Religions and ideologies are very much the same way. Protestant and Catholic. Jew and Gentile. Communist and Capitalist. Fascist and Democratic. East and West. Despite the Church of Satan's belief that the Christian Church could not exist without the Devil, it is also true that Satanism could not exist without being based on the Christian fear of Satan. Just as every other Pagan or Irreligious group in the West has thrived from being unique - as opposed to Christianity.
Why the human race should require such a variety of philosophies and theologies is evidence of our species' natural inclination toward paradox. Human beings as individuals are rational and caring people; as a mass they are irrational and act in such stupid ways.
In this way of logic, a common thread can be seen linking everything together: to follow a teaching, you must see it as appealing before you will believe it. Some religions offer love, others offer knowledge, still others violence, for each person is pushed and pulled by their own spirits. Some people want to believe that love is better than hate, some see knowledge as a way to advance their spirit, some see violence as a way to counter the falsehoods they see around them. All of them offer a truth to their followers.

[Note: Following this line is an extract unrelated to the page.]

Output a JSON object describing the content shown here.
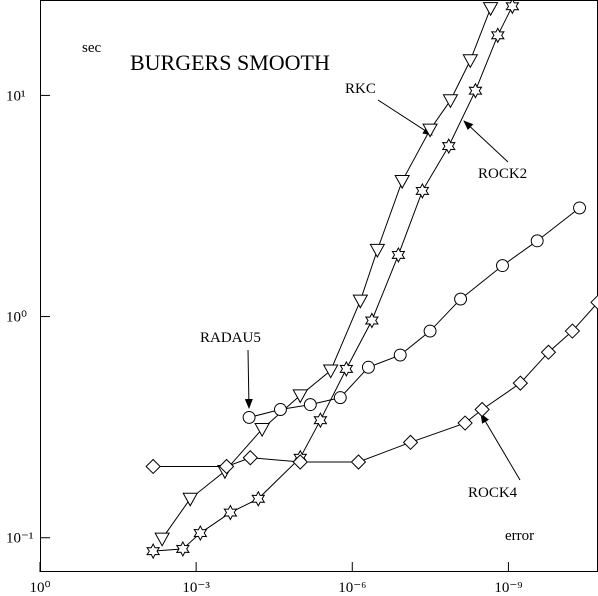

And for each individual who follows a particular set of dogmas, there are enough minor differences to found a new denomination or even a new religion.
And this is what I believe has plagued humanity for thousands of years: the arrogance of the masses to hold their truth above other truths as if it were the only one. This, in one way or another, has been the root of all suffering in the world since the dawn of time. This behaviour has ignored the fact that all truths have sprung from other truths and that all truths are only small parts of the Truth. Judaism separated itself from the pantheisms of the day, Christianity defined itself only by its opposition to Judaism, Islam to Judaic and Christian teachings, Satanism to Christianity, Paganism to Satanism, and so on.

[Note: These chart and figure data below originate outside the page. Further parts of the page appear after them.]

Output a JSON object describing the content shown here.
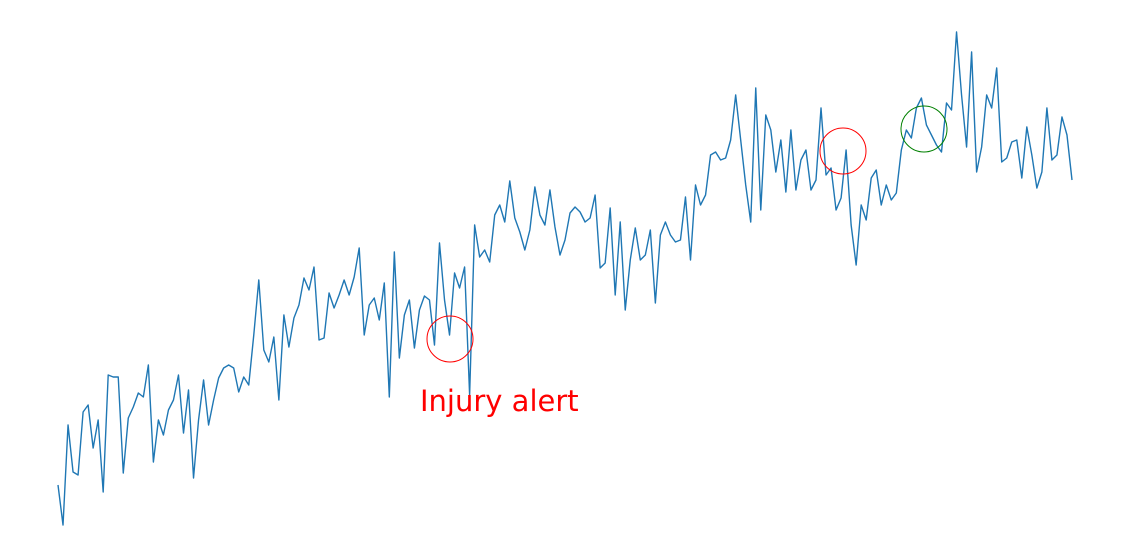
{
  "chart_data": {
    "type": "line",
    "color": "#1f77b4",
    "annotation": "Injury alert",
    "annotation_color": "#ff0000",
    "ylim": [
      0,
      550
    ],
    "values": [
      65,
      25,
      125,
      78,
      75,
      138,
      145,
      102,
      130,
      58,
      175,
      173,
      173,
      77,
      132,
      143,
      157,
      153,
      185,
      88,
      130,
      115,
      140,
      150,
      175,
      117,
      160,
      72,
      130,
      170,
      125,
      150,
      172,
      182,
      185,
      182,
      158,
      173,
      165,
      215,
      270,
      200,
      188,
      213,
      150,
      235,
      203,
      232,
      245,
      272,
      260,
      283,
      210,
      212,
      257,
      242,
      255,
      270,
      255,
      273,
      302,
      215,
      245,
      252,
      230,
      267,
      153,
      298,
      192,
      235,
      250,
      202,
      240,
      254,
      250,
      205,
      307,
      250,
      215,
      277,
      262,
      283,
      155,
      325,
      293,
      300,
      288,
      335,
      345,
      328,
      369,
      332,
      318,
      300,
      320,
      363,
      335,
      325,
      360,
      323,
      295,
      310,
      337,
      343,
      338,
      328,
      332,
      355,
      282,
      287,
      342,
      255,
      328,
      240,
      290,
      322,
      290,
      295,
      320,
      247,
      315,
      328,
      315,
      308,
      310,
      353,
      290,
      365,
      345,
      355,
      395,
      398,
      390,
      392,
      410,
      455,
      410,
      365,
      328,
      462,
      340,
      435,
      420,
      378,
      410,
      358,
      420,
      360,
      390,
      400,
      360,
      370,
      442,
      375,
      382,
      340,
      352,
      400,
      325,
      285,
      345,
      330,
      372,
      380,
      345,
      365,
      350,
      357,
      400,
      420,
      412,
      442,
      452,
      425,
      415,
      405,
      398,
      447,
      440,
      518,
      455,
      403,
      498,
      378,
      403,
      455,
      442,
      482,
      388,
      392,
      408,
      410,
      372,
      423,
      395,
      362,
      378,
      442,
      390,
      395,
      433,
      415,
      370
    ]
  }
}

The Truth is far greater than every major faith in the world, for it is all-encompassing. Satan and God and Vishnu and Buddha and Mohammad and Moses and Merlin and Nature and Science are all equal; through each can be seen as an aspect of the Truth. The way the human mind exists requires that Truth be seen only in small parts, just as a television camera can only capture two dimensions. We are expected to imagine that there is more present though the effects are only simulated. It is the same way with religions, for each can only explain a small amount in a straightforward way, explaining a higher dimension of the Truth as a mystery of God or the Cosmos.

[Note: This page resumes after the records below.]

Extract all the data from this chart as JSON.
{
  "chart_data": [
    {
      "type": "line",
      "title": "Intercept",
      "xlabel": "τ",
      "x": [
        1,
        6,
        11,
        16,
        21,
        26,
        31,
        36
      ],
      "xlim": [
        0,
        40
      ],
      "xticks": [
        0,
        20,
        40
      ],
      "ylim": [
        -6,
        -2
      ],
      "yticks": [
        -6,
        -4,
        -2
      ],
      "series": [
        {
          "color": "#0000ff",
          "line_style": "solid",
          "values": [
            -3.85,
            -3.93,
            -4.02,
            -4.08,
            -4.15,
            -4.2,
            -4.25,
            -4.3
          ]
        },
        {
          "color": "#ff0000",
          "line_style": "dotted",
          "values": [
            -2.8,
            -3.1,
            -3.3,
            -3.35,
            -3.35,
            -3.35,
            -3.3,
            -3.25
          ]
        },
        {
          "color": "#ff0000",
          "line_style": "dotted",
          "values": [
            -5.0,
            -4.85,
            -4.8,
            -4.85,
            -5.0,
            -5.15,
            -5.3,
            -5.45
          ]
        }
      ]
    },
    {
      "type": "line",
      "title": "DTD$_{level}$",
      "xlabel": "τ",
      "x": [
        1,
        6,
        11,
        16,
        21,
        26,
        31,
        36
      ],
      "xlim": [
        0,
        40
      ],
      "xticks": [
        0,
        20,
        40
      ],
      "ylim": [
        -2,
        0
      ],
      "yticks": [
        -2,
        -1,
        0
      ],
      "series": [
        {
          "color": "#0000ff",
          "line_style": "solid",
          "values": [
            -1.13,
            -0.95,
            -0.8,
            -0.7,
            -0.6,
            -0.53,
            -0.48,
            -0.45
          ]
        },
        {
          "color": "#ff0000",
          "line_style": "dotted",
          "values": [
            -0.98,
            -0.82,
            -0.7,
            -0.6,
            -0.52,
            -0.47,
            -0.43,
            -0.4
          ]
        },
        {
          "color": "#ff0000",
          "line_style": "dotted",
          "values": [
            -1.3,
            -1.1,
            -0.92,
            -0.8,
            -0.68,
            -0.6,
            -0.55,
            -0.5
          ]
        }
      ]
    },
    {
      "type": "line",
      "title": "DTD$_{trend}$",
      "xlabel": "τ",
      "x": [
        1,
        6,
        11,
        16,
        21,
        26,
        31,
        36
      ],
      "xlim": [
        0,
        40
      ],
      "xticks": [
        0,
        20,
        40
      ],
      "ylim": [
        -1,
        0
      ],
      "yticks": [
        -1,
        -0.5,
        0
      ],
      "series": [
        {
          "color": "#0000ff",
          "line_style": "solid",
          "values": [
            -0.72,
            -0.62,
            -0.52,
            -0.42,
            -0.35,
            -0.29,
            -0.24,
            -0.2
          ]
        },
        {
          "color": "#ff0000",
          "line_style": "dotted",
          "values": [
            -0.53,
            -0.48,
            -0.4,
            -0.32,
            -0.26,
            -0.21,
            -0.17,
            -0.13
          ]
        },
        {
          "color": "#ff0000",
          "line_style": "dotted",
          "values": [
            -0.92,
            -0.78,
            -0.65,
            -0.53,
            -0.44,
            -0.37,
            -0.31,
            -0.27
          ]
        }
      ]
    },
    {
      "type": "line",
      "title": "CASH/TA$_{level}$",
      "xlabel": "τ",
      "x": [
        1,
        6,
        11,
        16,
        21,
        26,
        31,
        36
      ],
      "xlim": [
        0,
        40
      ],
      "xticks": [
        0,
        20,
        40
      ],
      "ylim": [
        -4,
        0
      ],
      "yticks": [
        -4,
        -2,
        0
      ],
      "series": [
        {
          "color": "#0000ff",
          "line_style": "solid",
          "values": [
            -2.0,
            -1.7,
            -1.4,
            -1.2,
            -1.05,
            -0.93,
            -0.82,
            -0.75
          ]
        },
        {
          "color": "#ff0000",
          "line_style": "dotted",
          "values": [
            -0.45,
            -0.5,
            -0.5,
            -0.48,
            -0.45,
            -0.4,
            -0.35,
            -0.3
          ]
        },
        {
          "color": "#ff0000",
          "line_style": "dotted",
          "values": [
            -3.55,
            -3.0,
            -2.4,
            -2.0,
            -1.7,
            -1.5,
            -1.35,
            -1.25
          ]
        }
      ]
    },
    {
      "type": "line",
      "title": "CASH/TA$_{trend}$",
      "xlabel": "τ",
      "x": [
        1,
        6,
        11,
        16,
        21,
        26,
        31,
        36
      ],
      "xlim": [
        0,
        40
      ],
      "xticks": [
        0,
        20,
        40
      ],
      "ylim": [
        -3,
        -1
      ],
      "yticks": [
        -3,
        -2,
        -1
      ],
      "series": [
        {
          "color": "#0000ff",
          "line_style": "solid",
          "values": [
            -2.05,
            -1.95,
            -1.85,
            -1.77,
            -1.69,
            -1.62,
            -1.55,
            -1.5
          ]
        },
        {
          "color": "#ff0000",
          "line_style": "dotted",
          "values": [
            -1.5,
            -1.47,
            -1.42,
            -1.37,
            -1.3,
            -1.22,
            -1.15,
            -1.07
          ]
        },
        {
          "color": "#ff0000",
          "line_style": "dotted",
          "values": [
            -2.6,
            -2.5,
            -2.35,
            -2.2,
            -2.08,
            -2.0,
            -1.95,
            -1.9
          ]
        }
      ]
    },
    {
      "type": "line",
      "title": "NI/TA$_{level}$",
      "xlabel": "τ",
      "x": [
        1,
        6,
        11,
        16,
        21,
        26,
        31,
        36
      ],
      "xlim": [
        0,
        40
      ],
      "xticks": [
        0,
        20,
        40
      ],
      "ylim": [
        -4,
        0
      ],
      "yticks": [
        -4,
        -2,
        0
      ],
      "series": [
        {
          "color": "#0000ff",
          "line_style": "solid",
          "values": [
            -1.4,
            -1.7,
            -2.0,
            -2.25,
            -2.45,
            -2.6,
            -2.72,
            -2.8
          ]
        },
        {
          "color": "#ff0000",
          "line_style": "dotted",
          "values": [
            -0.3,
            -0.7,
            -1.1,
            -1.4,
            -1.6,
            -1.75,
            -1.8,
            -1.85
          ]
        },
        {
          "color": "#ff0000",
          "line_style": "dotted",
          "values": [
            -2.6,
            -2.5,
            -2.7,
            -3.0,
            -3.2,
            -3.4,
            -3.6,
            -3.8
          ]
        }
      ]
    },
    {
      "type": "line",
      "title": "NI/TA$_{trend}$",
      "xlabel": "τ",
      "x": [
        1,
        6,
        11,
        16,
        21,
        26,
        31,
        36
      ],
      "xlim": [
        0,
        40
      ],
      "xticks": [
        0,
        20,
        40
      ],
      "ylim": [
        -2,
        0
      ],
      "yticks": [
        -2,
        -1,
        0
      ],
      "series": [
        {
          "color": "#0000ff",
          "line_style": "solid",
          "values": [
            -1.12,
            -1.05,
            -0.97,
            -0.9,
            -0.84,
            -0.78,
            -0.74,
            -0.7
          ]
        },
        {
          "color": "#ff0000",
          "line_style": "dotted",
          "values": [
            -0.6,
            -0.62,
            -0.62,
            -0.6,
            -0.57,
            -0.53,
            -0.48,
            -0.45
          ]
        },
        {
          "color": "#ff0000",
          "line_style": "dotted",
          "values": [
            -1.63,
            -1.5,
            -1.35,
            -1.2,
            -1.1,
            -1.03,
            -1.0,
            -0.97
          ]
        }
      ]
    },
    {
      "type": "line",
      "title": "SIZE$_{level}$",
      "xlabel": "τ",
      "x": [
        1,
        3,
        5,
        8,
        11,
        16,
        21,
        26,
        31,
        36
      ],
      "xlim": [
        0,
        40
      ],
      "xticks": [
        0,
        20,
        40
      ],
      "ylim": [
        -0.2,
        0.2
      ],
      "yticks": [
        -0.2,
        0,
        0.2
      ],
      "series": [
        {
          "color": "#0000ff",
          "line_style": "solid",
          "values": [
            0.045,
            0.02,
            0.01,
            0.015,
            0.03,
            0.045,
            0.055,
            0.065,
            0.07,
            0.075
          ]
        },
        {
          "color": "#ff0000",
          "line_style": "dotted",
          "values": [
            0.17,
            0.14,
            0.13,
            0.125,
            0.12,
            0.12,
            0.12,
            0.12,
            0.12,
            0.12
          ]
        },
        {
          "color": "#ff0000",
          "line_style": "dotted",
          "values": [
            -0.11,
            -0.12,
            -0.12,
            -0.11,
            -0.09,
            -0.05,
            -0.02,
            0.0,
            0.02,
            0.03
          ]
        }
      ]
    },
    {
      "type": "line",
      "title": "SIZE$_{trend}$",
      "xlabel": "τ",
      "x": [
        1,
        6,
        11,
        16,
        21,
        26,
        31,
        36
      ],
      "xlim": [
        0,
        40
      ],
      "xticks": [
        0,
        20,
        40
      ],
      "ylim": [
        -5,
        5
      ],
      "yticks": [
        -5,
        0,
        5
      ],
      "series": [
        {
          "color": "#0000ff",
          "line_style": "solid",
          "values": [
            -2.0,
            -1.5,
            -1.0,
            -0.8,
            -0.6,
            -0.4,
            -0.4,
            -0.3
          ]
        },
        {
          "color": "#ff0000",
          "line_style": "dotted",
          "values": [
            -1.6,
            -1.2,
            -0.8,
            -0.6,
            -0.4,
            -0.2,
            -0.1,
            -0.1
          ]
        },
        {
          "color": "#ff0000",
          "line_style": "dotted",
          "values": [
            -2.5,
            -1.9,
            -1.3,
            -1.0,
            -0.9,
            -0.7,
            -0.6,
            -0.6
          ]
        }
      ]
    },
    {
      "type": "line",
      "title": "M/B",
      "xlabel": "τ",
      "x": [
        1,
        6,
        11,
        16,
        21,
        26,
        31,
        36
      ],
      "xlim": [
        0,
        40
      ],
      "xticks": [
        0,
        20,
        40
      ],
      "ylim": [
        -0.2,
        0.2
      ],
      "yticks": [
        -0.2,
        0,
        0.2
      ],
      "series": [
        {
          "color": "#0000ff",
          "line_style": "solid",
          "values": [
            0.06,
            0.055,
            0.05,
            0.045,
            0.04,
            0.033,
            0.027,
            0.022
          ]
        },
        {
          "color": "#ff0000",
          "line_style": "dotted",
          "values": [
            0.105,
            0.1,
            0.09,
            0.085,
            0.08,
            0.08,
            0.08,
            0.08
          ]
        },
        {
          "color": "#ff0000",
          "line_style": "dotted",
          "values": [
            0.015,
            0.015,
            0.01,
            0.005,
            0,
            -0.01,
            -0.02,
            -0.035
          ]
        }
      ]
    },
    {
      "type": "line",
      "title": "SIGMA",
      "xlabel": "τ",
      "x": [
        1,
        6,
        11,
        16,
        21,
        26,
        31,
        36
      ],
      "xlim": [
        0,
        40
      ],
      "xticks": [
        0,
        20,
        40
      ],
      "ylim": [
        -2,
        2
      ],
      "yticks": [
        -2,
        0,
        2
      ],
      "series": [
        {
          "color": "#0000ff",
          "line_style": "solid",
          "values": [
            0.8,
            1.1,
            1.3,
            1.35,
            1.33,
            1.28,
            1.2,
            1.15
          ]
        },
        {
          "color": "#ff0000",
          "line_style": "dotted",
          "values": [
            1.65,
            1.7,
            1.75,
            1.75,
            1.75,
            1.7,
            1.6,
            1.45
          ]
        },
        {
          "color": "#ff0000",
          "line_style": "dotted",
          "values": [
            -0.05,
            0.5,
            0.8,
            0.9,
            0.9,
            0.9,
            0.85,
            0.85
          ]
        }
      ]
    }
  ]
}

And what of the paradoxes that cling to our childlike race? What of God and Satan, Good and Evil, Intelligence and Stupidity? What of it? I suppose it doesn't matter, except that these opposites fuel the flames of the greater Belief. In a way, this way of thought leads to the ultimate synthesis, to believe in everything and nothing, for everything contains part of the Truth.
Nearly every religion in the world requires that everything be divided, classified, and categorized into systems that can be easily processed by the masses. Early shaman thought did this first by dividing the natural from the supernatural. Later esoteric systems built on this by subdividing things even further, eventually producing complex systems evidenced in the Books of the Dead, Qaballa, Greek, and Celtic mysticism, Daoism, and so many others.
But it must be said that one of the major developments that contributed toward the spiritual mess of Western Civilization was the evolution of monotheism, over which many an argument and war have been fought. This oversimplification has caused more trouble than any of the barbaric ancient religions it replaced with such force.